New Zealand had five sessions to save the game and needed to bat for four - not impossible in still favourable conditions. Murray was unlucky to be judged lbw, another victim of variable umpiring, though Fleming was later reprieved on nine when Lambson recalled him after initially approving a catch to silly point. At 63 for one in the afternoon, the tourists were fighting back - only for Parore and Crowe to go hooking. Rutherford was then given lbw and his reaction brought a fine and a suspended two-match ban from referee Burge, for dissent both on the field and in the pavilion, in what Burge judged to be earshot of the umpires. Again, Young held the innings together, and he and Thomson were still there at the close.

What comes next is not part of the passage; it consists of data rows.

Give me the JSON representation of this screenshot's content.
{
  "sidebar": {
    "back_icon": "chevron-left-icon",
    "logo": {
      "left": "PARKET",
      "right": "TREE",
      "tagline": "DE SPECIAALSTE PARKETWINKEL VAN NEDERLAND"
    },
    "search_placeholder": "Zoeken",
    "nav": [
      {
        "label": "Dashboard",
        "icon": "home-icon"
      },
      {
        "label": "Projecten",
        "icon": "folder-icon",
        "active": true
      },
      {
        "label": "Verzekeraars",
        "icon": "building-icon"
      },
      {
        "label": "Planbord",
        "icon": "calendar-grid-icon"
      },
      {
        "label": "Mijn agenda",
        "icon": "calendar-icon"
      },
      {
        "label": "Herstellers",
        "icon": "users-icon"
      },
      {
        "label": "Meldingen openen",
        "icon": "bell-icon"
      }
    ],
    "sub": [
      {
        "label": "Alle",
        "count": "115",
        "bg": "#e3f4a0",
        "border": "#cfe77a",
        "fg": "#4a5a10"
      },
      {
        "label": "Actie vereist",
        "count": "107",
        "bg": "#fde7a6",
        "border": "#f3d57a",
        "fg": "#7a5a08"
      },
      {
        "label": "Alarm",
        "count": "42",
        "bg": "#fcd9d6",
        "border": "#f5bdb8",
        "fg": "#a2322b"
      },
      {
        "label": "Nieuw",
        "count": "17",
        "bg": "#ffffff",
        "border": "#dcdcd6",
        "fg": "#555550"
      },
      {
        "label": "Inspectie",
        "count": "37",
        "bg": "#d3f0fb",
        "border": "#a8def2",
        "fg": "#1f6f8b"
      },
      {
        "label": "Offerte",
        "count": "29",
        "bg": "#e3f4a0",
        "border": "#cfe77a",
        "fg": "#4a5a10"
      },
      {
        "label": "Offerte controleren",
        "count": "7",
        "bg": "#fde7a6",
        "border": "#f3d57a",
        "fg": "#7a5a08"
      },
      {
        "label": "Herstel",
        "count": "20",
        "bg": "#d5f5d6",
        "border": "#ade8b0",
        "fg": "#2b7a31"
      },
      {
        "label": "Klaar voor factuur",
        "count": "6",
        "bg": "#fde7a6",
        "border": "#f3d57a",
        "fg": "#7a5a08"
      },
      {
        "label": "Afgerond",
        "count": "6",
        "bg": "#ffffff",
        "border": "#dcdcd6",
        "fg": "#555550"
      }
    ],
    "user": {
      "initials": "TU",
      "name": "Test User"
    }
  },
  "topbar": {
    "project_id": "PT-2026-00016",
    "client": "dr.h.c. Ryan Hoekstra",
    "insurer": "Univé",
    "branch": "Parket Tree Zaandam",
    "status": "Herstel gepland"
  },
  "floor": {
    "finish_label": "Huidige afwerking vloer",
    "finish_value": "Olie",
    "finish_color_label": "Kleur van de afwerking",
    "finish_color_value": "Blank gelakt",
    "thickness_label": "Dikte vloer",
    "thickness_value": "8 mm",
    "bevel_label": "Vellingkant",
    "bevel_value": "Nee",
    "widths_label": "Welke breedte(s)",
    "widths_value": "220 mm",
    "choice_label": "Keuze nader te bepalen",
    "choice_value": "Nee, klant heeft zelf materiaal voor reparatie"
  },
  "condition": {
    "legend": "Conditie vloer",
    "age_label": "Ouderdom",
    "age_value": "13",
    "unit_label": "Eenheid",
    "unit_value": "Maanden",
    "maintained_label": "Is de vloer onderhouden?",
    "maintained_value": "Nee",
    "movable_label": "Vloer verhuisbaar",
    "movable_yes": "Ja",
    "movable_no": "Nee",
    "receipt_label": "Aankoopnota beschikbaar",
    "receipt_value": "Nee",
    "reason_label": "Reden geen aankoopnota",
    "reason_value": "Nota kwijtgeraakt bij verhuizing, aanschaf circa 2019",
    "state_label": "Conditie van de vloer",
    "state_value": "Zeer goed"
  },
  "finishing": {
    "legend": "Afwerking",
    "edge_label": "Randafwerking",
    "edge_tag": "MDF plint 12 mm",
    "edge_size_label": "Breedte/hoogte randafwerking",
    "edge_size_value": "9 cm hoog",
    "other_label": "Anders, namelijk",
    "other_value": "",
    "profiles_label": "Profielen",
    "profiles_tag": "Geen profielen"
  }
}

But their dismissals typified New Zealand's attitude. Young's admirable resistance ended after 278 minutes in another mis-hook, falling into an obvious trap, and Thomson was run out when he posed for ten seconds outside his crease, holding a forward defensive stroke. Five minutes after lunch, they were seven down and only 21 ahead. Fleming and Doull showed much-needed application, adding 51 before De Villiers took the last three wickets in 12 deliveries. But South Africa needed a mere 88 in 42 overs; Cronje hit the winning boundary with nearly 11 overs to spare.

Man of the Match: D. J. Richardson. Man of the Series: D. J. Richardson.

Close of play: First day, New Zealand 211-6 (S. P. Fleming 58*, M. N. Hart 8*); Second day, South Africa 152-3 (J. B. Commins 22*, W. J. Cronje 11*); Third day, South Africa 381-7 (D. J. Richardson 70*, C. E. Eksteen 10*); Fourth day, New Zealand 121-4 (B. A. Young 42*, S. A. Thomson 1*).